Brave New Dharma from the Brave New Pope
The Metropolitan John Zizioulas of Pergamon, speaking to the press, framed Pope Francis' recent Encyclical, "Laudato Si' , On Care For Our Common Home," in starkly transformational terms, "As it emerges clearly from the Encyclical, the environmental crisis is essentially a spiritual problem."
And indeed, in his Encyclical, Pope Francis puts forward an unflinching critique not just of the modern economic and political systems but also of the modern qualities of the human mind. At the beginning of Chapter Six, he states: "Many things have to change course, but it is we human beings above all who need to change. We lack an awareness of our common origin, of our mutual belonging, and of a future to be shared with everyone. This basic awareness would enable the development of new convictions, attitudes and forms of life." (P. 202)
When a figure as prominent as the Pope who recently identifies a lack of awareness of our common origin and mutual belonging, "above all" what needs to change if we are to care for the natural world, we know that "Transformational" or "Inside-out" activism has reached the mainstream. Let it be remembered that by 2015, inside-out activism had arrived. Indeed the conversation about Inside-Out Activism has progressed to far in this area that some of us have begun asking what the heck it is.
One possible definition is that Inside-out Activism is based on the view that inner change is the foundation of all positive and lasting social change.
The logic of this definition is pretty simple: If we assume that our inner landscape has governed the actions that created the current societal conditions, it follows that we will not be able to create different societal conditions without a different inner landscape.
The conversation soon deepens when we ask what kind of inner change is needed. One kind of inner change that comes to mind is an increase in knowledge about the environmental crisis. Ever since Al Gore released the movie "An Inconvenient Truth," the mainstream understanding about the changes to the environment have been steadily on the rise. Unfortunately for us, new information does not necessarily lead to new behavior. Rather, new behaviors are only adopted with new motivations to do so.

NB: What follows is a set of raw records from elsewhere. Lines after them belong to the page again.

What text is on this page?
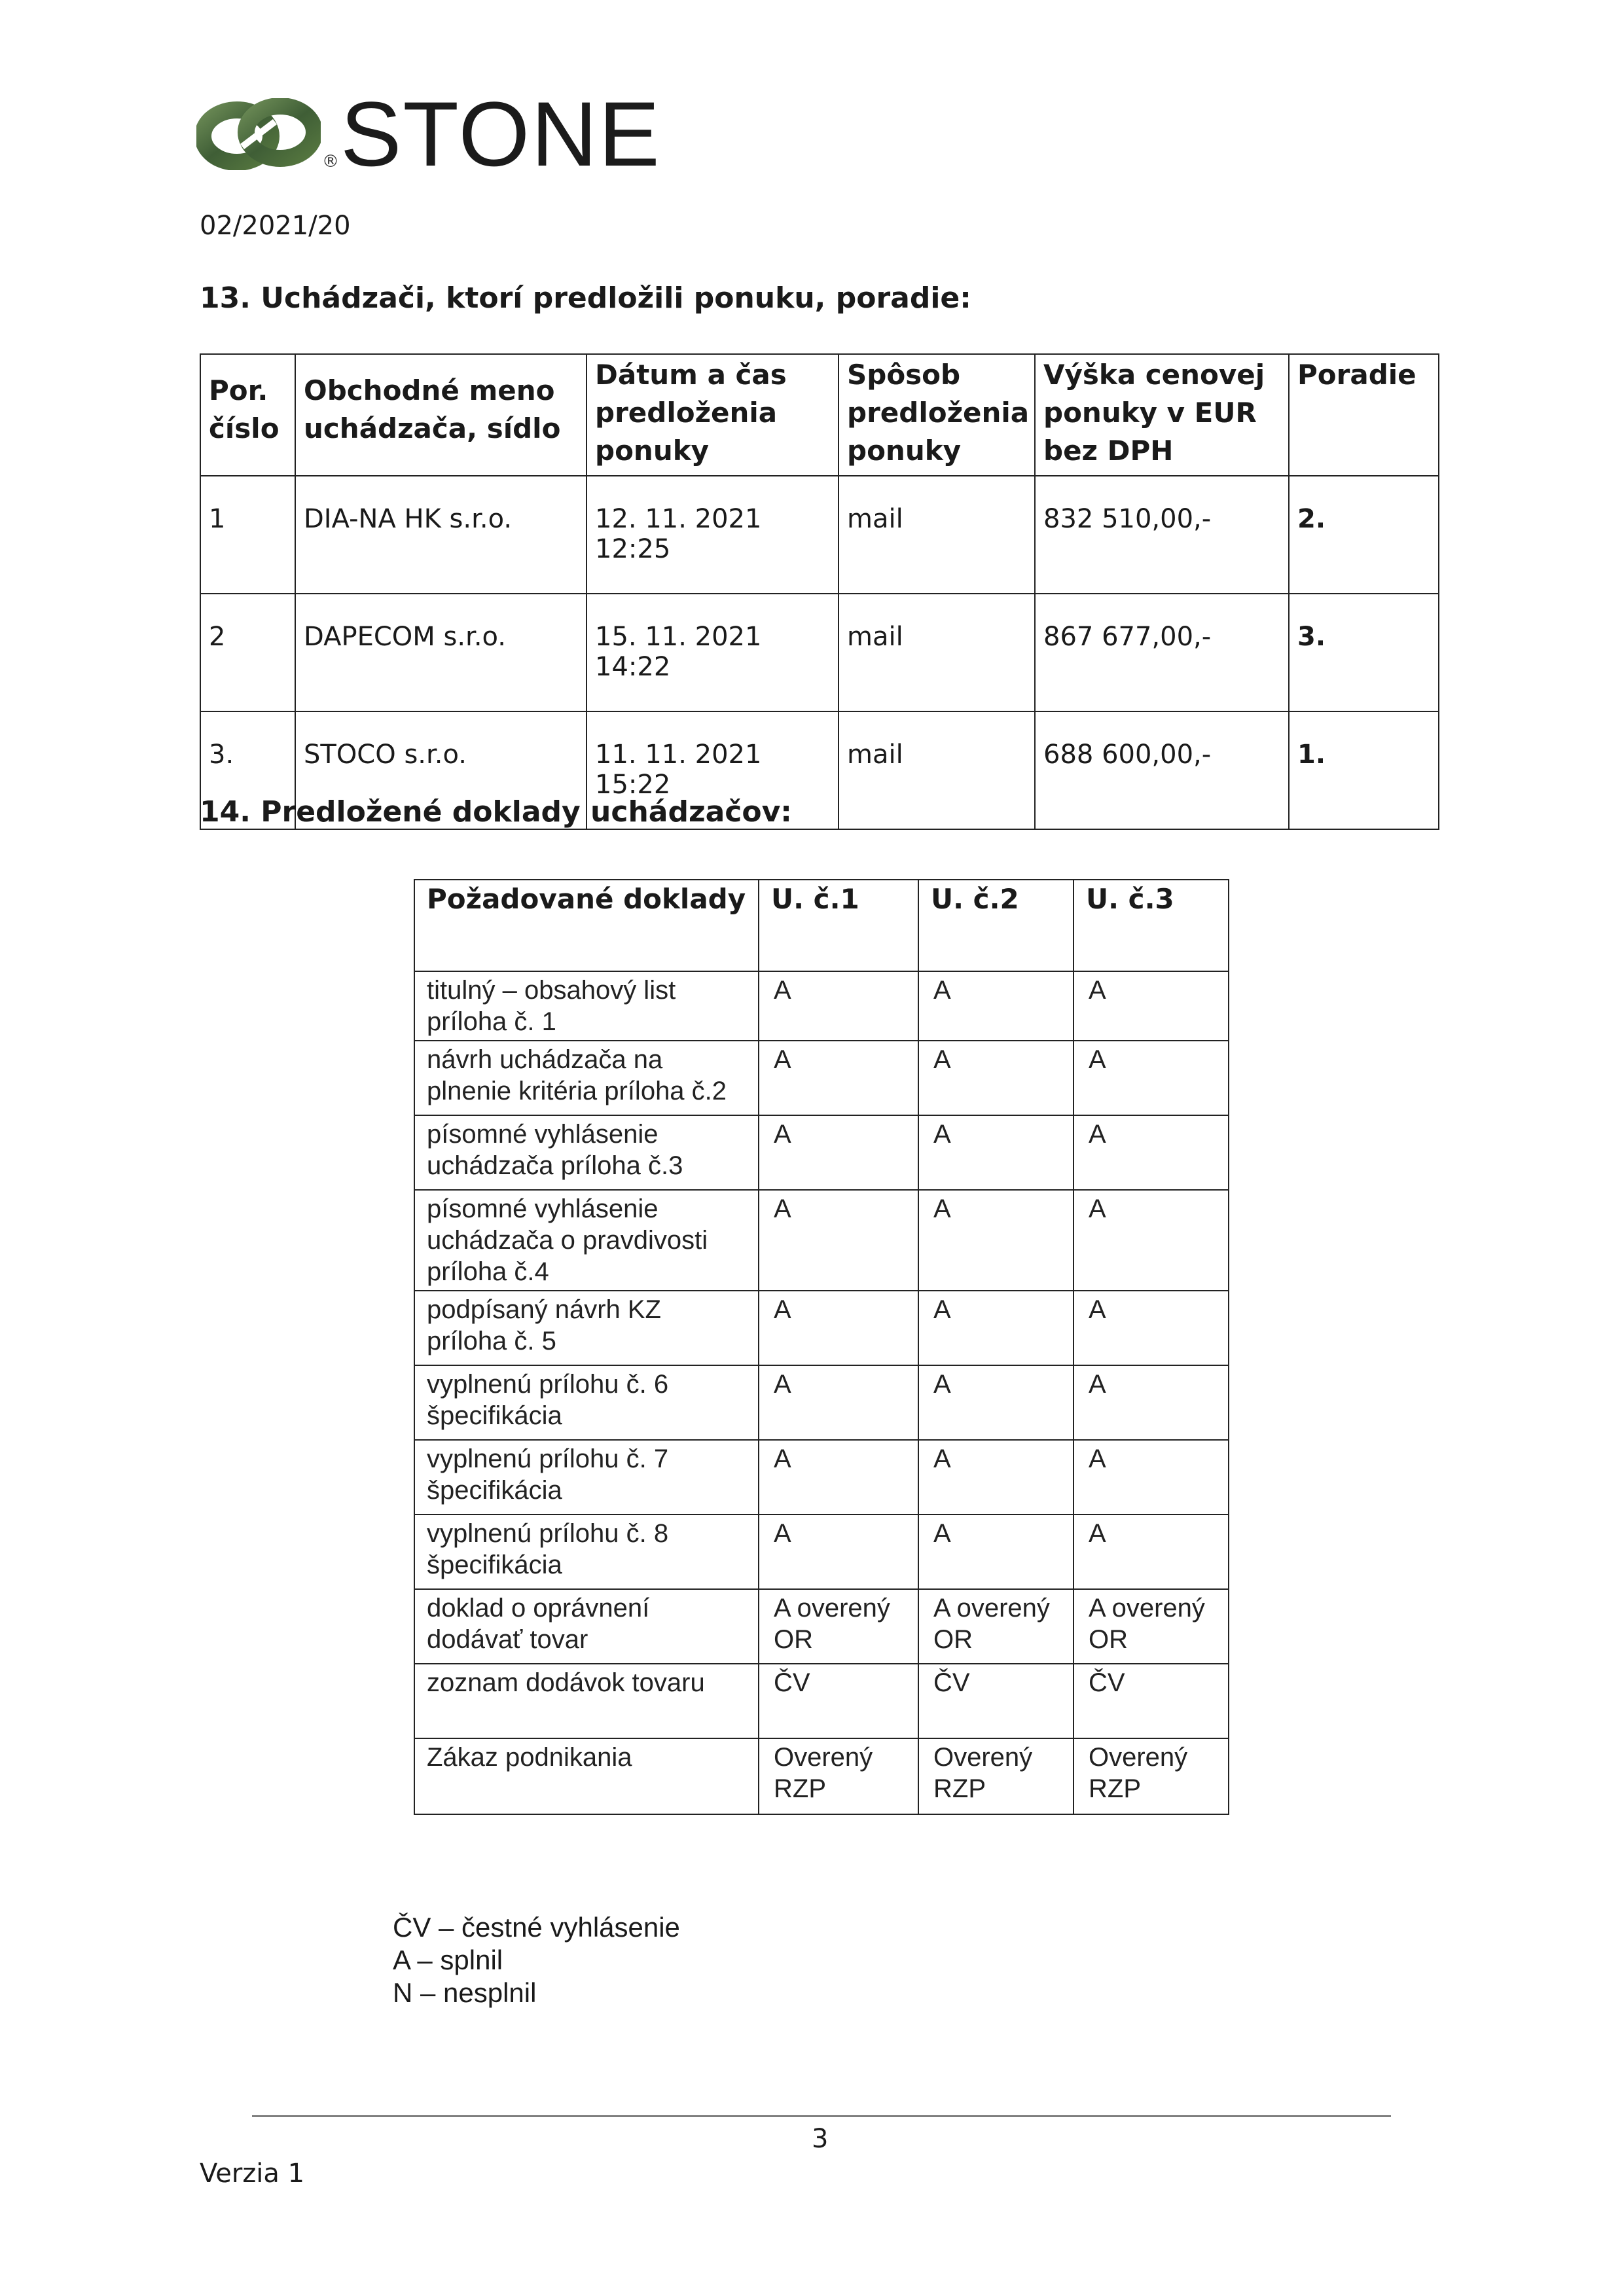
STONE
®
02/2021/20
13. Uchádzači, ktorí predložili ponuku, poradie:
Por. číslo	Obchodné meno uchádzača, sídlo	Dátum a čas predloženia ponuky	Spôsob predloženia ponuky	Výška cenovej ponuky v EUR bez DPH	Poradie
1	DIA-NA HK s.r.o.	12. 11. 2021 12:25	mail	832 510,00,-	2.
2	DAPECOM s.r.o.	15. 11. 2021 14:22	mail	867 677,00,-	3.
3.	STOCO s.r.o.	11. 11. 2021 15:22	mail	688 600,00,-	1.
14. Predložené doklady uchádzačov:
Požadované doklady	U. č.1	U. č.2	U. č.3
titulný – obsahový list príloha č. 1	A	A	A
návrh uchádzača na plnenie kritéria príloha č.2	A	A	A
písomné vyhlásenie uchádzača príloha č.3	A	A	A
písomné vyhlásenie uchádzača o pravdivosti príloha č.4	A	A	A
podpísaný návrh KZ príloha č. 5	A	A	A
vyplnenú prílohu č. 6 špecifikácia	A	A	A
vyplnenú prílohu č. 7 špecifikácia	A	A	A
vyplnenú prílohu č. 8 špecifikácia	A	A	A
doklad o oprávnení dodávať tovar	A overený OR	A overený OR	A overený OR
zoznam dodávok tovaru	ČV	ČV	ČV
Zákaz podnikania	Overený RZP	Overený RZP	Overený RZP
ČV – čestné vyhlásenie
A – splnil
N – nesplnil
3
Verzia 1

As Pope Francis implies, a community out of the habit of empathizing with the sufferings of others may not be motivated to change a course that leads to their suffering. Likewise, if we can not clearly envision the future, we may also be unmotivated to change a course that leads to a future we don't desire. And a 'quick fix' culture that has become addicted to immediate gratification and gain will not be able to pursue a path that preserves the planet even if it is motivated to do so. So motivational factors such as empathy, long-term vision and freedom from addiction to immediate gratification are essential to a community's ability to care for the planet.

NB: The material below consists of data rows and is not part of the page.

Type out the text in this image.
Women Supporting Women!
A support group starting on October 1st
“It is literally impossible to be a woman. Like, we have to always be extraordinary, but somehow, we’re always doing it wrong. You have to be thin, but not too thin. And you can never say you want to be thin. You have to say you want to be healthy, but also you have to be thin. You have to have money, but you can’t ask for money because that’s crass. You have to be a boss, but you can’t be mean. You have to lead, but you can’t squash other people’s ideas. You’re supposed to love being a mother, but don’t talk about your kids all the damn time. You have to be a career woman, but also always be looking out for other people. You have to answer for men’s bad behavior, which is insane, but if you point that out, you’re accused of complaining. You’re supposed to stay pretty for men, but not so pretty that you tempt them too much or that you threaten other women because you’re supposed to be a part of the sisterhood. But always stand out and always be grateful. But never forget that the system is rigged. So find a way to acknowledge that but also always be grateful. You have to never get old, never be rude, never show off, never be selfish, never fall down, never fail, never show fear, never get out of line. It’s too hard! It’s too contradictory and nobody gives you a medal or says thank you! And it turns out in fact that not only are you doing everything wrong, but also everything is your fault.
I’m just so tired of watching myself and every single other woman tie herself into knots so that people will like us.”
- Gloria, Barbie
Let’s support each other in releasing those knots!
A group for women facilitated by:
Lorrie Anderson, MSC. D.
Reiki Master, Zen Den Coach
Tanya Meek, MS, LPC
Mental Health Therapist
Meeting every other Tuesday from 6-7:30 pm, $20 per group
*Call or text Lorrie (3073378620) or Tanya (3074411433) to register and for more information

But why is the Pope now emphasizing these points? Why is our ability to save ourselves the business not only of the Pope, but of spiritual leaders in general? The reason is that the development of empathy, long-term vision and freedom from attachment are essential aspects of a spiritual awakening that a person undergoes as the result of a gradual raising of consciousness. Indeed, the increase in our community and temporal horizons and the decrease in attachment and addiction can be said to be aspects of our fundamental process of waking up. This is part of what it means to say that "the environmental crisis is essentially a spiritual problem."

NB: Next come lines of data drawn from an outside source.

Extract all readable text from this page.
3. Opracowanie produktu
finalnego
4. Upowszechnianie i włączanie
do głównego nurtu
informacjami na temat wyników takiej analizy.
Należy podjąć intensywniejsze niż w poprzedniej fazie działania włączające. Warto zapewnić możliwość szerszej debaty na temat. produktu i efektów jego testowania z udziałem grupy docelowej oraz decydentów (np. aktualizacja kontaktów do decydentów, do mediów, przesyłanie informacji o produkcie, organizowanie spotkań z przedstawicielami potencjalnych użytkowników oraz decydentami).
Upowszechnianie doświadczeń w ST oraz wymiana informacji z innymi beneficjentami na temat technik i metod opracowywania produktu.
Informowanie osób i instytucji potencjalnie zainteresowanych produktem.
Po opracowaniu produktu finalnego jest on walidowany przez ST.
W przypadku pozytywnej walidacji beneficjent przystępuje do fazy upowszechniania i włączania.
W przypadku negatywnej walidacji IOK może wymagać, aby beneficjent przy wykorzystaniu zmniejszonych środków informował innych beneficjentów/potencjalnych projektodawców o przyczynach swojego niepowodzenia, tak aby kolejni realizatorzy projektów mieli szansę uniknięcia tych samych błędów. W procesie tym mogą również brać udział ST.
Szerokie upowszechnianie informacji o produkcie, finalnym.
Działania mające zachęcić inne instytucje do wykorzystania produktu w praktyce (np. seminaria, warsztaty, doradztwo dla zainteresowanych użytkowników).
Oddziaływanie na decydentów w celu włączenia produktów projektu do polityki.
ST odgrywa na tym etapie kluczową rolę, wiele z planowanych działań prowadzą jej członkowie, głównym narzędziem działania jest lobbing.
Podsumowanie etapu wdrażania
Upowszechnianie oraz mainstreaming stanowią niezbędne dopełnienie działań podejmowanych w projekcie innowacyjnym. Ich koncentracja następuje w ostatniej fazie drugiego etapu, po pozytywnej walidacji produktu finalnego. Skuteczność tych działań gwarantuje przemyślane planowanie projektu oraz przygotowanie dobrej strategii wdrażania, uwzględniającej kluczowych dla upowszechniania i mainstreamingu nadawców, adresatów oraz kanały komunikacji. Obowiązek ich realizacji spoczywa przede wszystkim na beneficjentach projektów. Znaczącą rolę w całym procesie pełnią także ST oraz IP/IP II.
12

This understanding suggests a better definition: An Inside-Out Activist practices the raising of personal, collective and societal consciousness as the foundation for effective environmental action.
This definition has the advantage of suggesting specific and practical ways we can move towards structures that will sustain us into the future. And though it is just the beginning of a conversation, by now, this conversation is taking place not just in the Vatican, but also here in the Upper Valley as well. It's taking place in so many ways and places that it is beginning to feel like the beginning of a new environmental movement. The great thing about this movement is that it is based on the deepest and best wisdom that we each have to offer. Only through translating our deepest wisdom into action can we achieve the future we desire.
If all this sounds too dang complicated, you can just remember A-E-I-O-U. Action for the Environment from the Inside Out begins with You!